Even though the park is in the desert, there were many different plants. The vegetation is very dependent on the elevation. We saw lots of tiny wildflowers – blue, pink, and yellow - because of the recent rain. In many places the sides of the road were covered with yellow flowers (several different kinds, I think). I was never able to figure out the difference between the sotol plant, the giant dagger yucca, and the lechuguilla (perhaps my gardener daughter-in-law can help me). There were many kinds of cactus – ocotillo and prickly pear were the most predominant. A lot of the prickly pear looked like they had been run over and we found out the fruit was a favorite of the javelinas!
Ross Maxwsell Scenic Drive

Monday, November 16, 2015

Last day in Big Bend National Park

Saturday, November 14 was our last full day in the park. We had driven on all the paved roads except those to the south and west so headed west to Castolon. We had already decided to avoid most dirt roads (the one we took was pretty bad).

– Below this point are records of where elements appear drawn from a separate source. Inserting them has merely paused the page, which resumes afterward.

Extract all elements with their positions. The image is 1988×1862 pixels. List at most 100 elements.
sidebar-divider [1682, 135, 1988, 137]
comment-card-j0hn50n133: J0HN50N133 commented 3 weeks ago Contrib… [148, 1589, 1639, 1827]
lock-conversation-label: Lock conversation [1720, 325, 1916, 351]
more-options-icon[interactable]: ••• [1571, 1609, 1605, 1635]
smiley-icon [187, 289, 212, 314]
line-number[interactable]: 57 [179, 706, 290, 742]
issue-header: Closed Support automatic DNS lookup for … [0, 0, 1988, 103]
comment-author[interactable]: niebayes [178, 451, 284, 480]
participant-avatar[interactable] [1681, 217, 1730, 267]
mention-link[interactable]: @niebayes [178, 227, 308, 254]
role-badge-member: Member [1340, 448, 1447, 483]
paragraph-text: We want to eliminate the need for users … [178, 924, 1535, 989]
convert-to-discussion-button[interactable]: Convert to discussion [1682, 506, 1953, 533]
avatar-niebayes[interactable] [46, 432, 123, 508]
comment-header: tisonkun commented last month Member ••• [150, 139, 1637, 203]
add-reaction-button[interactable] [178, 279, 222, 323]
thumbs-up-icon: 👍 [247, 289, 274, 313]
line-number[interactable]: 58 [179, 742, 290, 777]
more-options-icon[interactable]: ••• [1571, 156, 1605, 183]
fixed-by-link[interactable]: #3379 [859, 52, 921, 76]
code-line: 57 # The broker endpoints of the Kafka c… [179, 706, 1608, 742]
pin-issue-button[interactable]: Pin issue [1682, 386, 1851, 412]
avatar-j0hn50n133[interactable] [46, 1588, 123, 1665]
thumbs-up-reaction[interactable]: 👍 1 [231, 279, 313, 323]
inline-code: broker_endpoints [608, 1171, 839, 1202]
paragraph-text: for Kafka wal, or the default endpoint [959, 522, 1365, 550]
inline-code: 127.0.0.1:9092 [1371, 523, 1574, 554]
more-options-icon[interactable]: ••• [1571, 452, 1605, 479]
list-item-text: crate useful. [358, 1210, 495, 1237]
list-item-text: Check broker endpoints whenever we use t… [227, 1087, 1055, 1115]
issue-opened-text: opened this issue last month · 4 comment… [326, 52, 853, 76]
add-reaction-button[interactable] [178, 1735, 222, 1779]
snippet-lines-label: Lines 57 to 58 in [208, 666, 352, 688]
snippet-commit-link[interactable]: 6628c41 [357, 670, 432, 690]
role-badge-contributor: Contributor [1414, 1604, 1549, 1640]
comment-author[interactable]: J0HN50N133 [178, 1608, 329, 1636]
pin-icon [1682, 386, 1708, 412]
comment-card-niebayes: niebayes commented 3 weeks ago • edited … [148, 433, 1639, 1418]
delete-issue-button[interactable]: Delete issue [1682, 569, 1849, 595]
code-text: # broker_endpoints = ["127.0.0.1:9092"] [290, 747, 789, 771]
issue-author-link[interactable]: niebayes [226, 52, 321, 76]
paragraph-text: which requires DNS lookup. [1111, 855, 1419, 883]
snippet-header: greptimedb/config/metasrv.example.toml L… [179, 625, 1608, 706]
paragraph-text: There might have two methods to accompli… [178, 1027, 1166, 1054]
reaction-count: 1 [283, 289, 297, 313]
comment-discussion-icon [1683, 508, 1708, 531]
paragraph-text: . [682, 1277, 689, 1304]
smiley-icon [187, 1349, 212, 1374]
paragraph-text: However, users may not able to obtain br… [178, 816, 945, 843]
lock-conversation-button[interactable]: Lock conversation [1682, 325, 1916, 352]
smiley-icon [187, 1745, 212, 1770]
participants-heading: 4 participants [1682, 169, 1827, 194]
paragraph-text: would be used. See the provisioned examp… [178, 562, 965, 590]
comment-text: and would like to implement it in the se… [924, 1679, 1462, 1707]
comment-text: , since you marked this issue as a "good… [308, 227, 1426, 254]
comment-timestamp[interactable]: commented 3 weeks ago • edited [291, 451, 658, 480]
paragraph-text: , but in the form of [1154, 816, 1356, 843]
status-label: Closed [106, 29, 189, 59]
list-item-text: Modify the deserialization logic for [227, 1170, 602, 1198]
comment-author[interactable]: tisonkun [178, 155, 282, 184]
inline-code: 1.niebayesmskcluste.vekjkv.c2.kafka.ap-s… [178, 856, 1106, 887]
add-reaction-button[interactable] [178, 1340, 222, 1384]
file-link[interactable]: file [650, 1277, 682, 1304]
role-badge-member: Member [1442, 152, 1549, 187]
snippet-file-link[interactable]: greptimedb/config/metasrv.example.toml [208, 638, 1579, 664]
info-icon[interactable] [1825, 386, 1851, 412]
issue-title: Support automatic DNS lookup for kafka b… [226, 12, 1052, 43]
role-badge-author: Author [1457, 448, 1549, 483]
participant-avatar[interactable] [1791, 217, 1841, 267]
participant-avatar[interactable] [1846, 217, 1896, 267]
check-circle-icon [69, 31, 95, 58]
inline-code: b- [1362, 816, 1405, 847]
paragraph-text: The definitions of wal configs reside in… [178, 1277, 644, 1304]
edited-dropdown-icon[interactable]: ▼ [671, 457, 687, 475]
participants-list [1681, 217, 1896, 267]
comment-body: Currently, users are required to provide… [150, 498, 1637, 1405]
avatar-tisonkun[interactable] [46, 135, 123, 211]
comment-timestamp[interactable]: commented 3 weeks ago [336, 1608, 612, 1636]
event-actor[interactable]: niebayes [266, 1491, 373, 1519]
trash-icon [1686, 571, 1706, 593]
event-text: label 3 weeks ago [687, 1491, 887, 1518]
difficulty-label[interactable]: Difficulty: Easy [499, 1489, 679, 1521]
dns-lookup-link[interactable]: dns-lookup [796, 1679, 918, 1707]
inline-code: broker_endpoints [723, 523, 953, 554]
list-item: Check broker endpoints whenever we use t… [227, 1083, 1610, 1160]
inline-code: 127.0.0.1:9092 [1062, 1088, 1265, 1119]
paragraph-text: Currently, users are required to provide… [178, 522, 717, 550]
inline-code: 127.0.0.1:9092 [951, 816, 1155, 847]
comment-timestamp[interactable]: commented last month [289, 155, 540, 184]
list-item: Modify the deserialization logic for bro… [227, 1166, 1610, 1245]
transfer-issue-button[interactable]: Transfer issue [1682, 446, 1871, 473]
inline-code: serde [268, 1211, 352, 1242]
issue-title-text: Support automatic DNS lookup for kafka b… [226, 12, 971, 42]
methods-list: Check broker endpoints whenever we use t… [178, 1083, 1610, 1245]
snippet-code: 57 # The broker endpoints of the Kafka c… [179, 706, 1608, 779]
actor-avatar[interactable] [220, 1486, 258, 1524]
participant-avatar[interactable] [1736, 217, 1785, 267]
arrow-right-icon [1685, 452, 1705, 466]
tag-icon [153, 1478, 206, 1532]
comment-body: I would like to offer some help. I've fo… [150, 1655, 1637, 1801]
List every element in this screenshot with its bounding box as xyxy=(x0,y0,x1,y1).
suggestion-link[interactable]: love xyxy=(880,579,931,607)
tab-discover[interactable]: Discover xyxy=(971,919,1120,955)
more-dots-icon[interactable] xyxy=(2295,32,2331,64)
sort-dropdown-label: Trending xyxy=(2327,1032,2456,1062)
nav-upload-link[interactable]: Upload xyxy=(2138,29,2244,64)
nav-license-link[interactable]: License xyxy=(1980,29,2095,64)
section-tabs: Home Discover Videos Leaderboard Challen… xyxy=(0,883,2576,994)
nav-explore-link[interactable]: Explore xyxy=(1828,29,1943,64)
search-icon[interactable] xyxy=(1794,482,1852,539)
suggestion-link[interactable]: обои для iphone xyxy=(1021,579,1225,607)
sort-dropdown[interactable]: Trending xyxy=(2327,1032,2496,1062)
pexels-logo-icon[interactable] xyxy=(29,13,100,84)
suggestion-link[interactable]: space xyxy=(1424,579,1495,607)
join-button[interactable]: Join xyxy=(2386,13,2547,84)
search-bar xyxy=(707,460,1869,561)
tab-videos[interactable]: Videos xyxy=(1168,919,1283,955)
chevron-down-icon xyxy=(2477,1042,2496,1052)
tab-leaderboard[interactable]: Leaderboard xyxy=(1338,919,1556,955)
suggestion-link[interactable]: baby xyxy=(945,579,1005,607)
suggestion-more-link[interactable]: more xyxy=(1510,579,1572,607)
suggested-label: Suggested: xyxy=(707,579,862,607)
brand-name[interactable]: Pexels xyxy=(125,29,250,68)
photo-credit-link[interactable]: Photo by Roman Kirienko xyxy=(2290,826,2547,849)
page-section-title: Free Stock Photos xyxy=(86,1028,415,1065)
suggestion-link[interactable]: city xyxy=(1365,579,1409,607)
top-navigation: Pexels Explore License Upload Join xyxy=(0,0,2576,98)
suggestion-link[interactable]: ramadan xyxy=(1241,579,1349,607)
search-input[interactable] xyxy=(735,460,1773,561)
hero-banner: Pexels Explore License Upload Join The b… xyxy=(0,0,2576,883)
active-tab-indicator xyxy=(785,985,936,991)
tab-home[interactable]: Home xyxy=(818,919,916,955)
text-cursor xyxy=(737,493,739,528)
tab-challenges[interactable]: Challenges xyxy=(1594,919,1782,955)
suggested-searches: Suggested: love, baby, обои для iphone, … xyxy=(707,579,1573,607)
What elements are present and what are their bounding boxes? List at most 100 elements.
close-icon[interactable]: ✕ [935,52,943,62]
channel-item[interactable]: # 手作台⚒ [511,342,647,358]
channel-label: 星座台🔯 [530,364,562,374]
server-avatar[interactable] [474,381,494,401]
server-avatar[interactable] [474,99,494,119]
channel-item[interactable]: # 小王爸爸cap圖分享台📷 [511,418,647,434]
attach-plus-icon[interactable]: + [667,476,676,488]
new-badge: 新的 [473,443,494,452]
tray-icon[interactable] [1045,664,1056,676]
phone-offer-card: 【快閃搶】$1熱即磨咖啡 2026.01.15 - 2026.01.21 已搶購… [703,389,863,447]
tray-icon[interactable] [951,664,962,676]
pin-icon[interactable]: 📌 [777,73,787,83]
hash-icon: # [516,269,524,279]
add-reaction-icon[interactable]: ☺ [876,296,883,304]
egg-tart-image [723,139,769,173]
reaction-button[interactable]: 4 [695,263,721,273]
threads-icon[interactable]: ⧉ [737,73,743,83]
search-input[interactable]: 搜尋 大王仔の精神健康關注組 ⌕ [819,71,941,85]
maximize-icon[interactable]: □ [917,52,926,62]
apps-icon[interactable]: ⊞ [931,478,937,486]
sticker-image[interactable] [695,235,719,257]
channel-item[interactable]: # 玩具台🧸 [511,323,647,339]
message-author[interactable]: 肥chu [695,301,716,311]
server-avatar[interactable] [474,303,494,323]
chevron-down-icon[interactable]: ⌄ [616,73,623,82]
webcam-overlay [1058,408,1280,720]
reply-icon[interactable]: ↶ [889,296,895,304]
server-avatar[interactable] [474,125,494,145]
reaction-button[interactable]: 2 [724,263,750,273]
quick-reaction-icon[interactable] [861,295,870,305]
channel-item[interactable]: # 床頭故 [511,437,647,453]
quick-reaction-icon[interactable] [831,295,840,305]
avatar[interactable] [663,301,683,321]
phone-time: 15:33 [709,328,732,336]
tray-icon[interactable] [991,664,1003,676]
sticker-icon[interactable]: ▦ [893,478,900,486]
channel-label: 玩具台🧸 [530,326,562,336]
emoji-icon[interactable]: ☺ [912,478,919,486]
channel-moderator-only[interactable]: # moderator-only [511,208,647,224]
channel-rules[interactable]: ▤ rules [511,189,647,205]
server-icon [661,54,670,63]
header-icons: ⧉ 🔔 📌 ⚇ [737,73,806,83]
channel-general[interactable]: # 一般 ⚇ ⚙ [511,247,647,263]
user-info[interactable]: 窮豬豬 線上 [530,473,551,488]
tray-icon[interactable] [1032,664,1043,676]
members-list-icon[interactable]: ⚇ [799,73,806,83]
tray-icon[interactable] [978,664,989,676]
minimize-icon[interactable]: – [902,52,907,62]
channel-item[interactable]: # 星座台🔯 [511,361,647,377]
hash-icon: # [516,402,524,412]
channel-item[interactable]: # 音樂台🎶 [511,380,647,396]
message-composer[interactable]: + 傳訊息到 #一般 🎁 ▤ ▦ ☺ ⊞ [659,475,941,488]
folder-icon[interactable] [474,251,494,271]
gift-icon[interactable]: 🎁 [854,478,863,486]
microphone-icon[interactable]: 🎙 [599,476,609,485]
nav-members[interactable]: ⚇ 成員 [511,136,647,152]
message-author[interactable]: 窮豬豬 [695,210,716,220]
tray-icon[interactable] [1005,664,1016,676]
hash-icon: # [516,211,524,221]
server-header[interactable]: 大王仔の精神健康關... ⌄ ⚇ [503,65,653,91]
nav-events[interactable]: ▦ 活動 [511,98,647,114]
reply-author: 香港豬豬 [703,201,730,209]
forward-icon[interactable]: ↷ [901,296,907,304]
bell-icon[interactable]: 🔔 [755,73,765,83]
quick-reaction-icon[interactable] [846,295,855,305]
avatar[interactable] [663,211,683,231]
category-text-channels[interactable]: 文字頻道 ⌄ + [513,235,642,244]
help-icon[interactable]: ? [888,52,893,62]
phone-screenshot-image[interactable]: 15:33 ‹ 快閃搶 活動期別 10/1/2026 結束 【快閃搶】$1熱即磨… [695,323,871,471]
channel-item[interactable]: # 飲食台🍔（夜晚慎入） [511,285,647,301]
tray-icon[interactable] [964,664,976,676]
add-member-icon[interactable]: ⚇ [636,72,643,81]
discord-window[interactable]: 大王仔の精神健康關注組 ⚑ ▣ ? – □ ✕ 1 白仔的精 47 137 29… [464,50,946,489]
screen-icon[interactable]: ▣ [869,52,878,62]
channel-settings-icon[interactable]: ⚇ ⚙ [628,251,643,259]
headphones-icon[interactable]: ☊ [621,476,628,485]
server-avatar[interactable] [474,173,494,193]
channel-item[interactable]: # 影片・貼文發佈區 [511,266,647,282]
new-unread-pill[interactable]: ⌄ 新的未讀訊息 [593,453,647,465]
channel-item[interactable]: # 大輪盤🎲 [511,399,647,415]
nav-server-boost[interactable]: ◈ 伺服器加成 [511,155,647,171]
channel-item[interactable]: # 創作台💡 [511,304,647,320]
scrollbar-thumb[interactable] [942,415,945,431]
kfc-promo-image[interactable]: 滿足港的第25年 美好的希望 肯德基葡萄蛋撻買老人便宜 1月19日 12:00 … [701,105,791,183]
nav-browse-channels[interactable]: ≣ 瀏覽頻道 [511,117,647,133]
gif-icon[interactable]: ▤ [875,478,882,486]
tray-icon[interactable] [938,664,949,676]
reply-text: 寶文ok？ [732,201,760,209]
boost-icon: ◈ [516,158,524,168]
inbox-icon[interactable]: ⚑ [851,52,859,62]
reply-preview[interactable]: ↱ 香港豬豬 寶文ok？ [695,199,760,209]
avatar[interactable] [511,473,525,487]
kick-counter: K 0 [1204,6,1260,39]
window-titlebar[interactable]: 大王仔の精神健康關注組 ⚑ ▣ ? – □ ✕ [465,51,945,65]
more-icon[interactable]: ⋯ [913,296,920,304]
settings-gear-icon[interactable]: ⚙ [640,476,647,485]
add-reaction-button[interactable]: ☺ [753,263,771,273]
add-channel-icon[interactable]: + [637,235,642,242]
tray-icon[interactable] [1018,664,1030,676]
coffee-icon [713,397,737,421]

The road to Castolon is called Ross Maxwell Scenic Drive after an early park manager and it truly was scenic. It was raining lightly off and on, but that didn’t prevent us from stopping at all the overlooks and reading all the exhibit signs. This is the area where you can see the most evidence of the volcanic activity that formed the park. There were dikes, which are raised ridges where lava had flowed underground, solidified, and the surrounding dirt eroded away. There were light patches of rock which was solidified ash, called tuff, that has been exposed by erosion. We learned about a pouroff which is a name for the end of a box canyon where there is a large overflow of water during a heavy rain (I guess it doesn’t qualify to be called a waterfall). The mountains and hills showed all the layering associated with several lava flows and consequent erosion and faulting. We saw all colors – red, does that mean iron?; yellow – does that mean quicksilver?; black – probably lava flow, white – the ash turned to rock, and many shades in between. We walked to the edge of Tuff Canyon and looked down into a deep wash formed when water rushed down and washed away all the dirt between walls of harder volcanic rock. The shapes and colors were beautiful.

We ended up in Castolon which is really just a collection of historic buildings. It was originally established as an Army post and then a trading post. The barracks have been turned into the Park Visitor Center and a store. Cottonwood Campground is just past there, so we went to get a camping spot. We were surprised to find it almost full (so was the Ranger - he said it only got full on holidays). So, we picked a spot and settled in to spend the rest of a rainy day relaxing in our camper.